将正常人成纤维细胞和来自一名α-甘露糖苷贮积症患者的成纤维细胞,在有或无100微摩尔苦马豆素的情况下培养7天。分离出积累的寡糖,并通过高效液相色谱法(HPLC)和甲基化分析进行分析。Manα1----3Manβ1----4GlcNAc和Manα1----2Manα1----3-Manβ1----4GlcNAc(其中Man为D-甘露糖,GlcNAc为N-乙酰-D-葡糖胺)占未处理的甘露糖苷贮积症细胞中总寡糖的80%以上。然而,Manα1----6[Manα1----3]Manβ1----4GlcNAc是苦马豆素处理7天后存在的主要Man3GlcNAc异构体。在没有苦马豆素的情况下,对照成纤维细胞中未检测到含甘露糖的寡糖,但在有苦马豆素的情况下,积累了含有2-9个甘露糖残基的寡糖。Manα1----6[Manα1----3]-Manα1----6[Manα1----3]Manβ1----4GlcNAc和Manα1----6-[Manα1----3]Manβ1----4GlcNAc是主要成分(67%)。令人惊讶的是,仅在去除苦马豆素后的恢复期,在经苦马豆素处理的对照细胞中观察到Manα1----3Manβ1----4GlcNAc。

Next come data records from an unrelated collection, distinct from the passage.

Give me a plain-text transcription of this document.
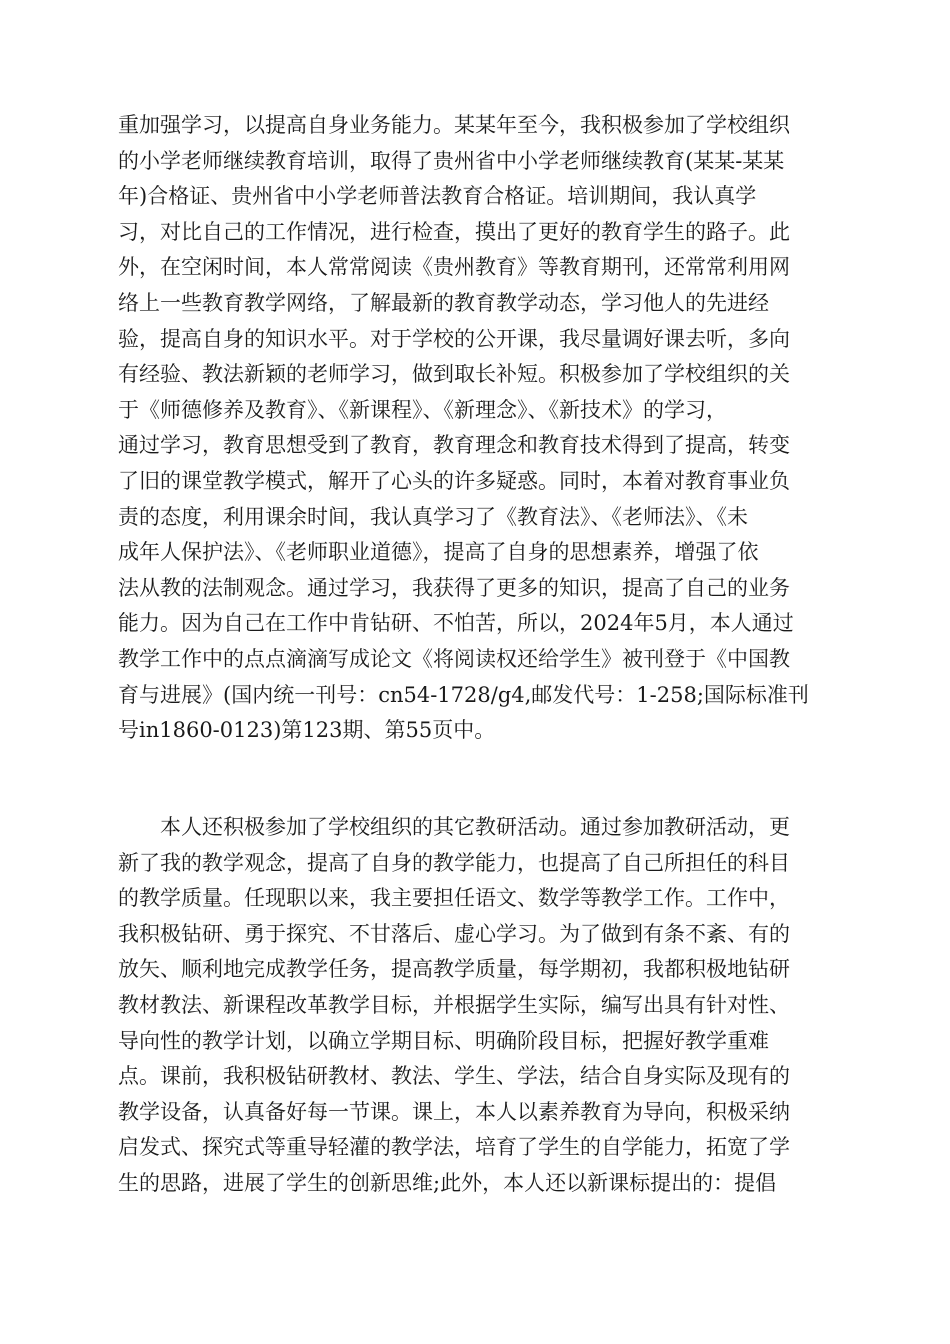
重加强学习，以提高自身业务能力。某某年至今，我积极参加了学校组织
的小学老师继续教育培训，取得了贵州省中小学老师继续教育(某某-某某
年)合格证、贵州省中小学老师普法教育合格证。培训期间，我认真学
习，对比自己的工作情况，进行检查，摸出了更好的教育学生的路子。此
外，在空闲时间，本人常常阅读《贵州教育》等教育期刊，还常常利用网
络上一些教育教学网络，了解最新的教育教学动态，学习他人的先进经
验，提高自身的知识水平。对于学校的公开课，我尽量调好课去听，多向
有经验、教法新颖的老师学习，做到取长补短。积极参加了学校组织的关
于《师德修养及教育》、《新课程》、《新理念》、《新技术》的学习，
通过学习，教育思想受到了教育，教育理念和教育技术得到了提高，转变
了旧的课堂教学模式，解开了心头的许多疑惑。同时，本着对教育事业负
责的态度，利用课余时间，我认真学习了《教育法》、《老师法》、《未
成年人保护法》、《老师职业道德》，提高了自身的思想素养，增强了依
法从教的法制观念。通过学习，我获得了更多的知识，提高了自己的业务
能力。因为自己在工作中肯钻研、不怕苦，所以，2024年5月，本人通过
教学工作中的点点滴滴写成论文《将阅读权还给学生》被刊登于《中国教
育与进展》(国内统一刊号：cn54-1728/g4,邮发代号：1-258;国际标准刊
号in1860-0123)第123期、第55页中。
　　本人还积极参加了学校组织的其它教研活动。通过参加教研活动，更
新了我的教学观念，提高了自身的教学能力，也提高了自己所担任的科目
的教学质量。任现职以来，我主要担任语文、数学等教学工作。工作中，
我积极钻研、勇于探究、不甘落后、虚心学习。为了做到有条不紊、有的
放矢、顺利地完成教学任务，提高教学质量，每学期初，我都积极地钻研
教材教法、新课程改革教学目标，并根据学生实际，编写出具有针对性、
导向性的教学计划，以确立学期目标、明确阶段目标，把握好教学重难
点。课前，我积极钻研教材、教法、学生、学法，结合自身实际及现有的
教学设备，认真备好每一节课。课上，本人以素养教育为导向，积极采纳
启发式、探究式等重导轻灌的教学法，培育了学生的自学能力，拓宽了学
生的思路，进展了学生的创新思维;此外，本人还以新课标提出的：提倡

这些研究表明存在第二种溶酶体α-甘露糖苷酶活性,其在遗传性α-甘露糖苷贮积症中不受影响,但被苦马豆素抑制。这种酶会从分支的Man3GlcNAc上切割α(1----6)-连接的甘露糖残基,形成Manα1----3Manβ1----4GlcNAc。为了证实这一假设,将与伴刀豆球蛋白A(ConA)-琼脂糖结合并用0.5Mα-甲基甘露糖苷洗脱的α-甘露糖苷贮积症和对照成纤维细胞的组分,在pH 4.0下与Manα1----6[Manα1----3]Manβ----4-GlcNAc一起孵育。正如预期的那样,使用来自甘露糖苷贮积症成纤维细胞的酶时,Manα1----3Manβ1----4GlcNAc是唯一产物,而来自对照成纤维细胞的主要产物是Manα1----6Manβ1----4GlcNAc。这证实了存在一种不受疾病影响但被苦马豆素抑制的α(1----6)-甘露糖苷酶活性。α(1----6)-甘露糖苷酶和主要溶酶体α-甘露糖苷酶不同的底物特异性表明,α(1----6)-甘露糖苷酶在α-甘露糖苷贮积症患者积累的寡糖生成中起重要作用。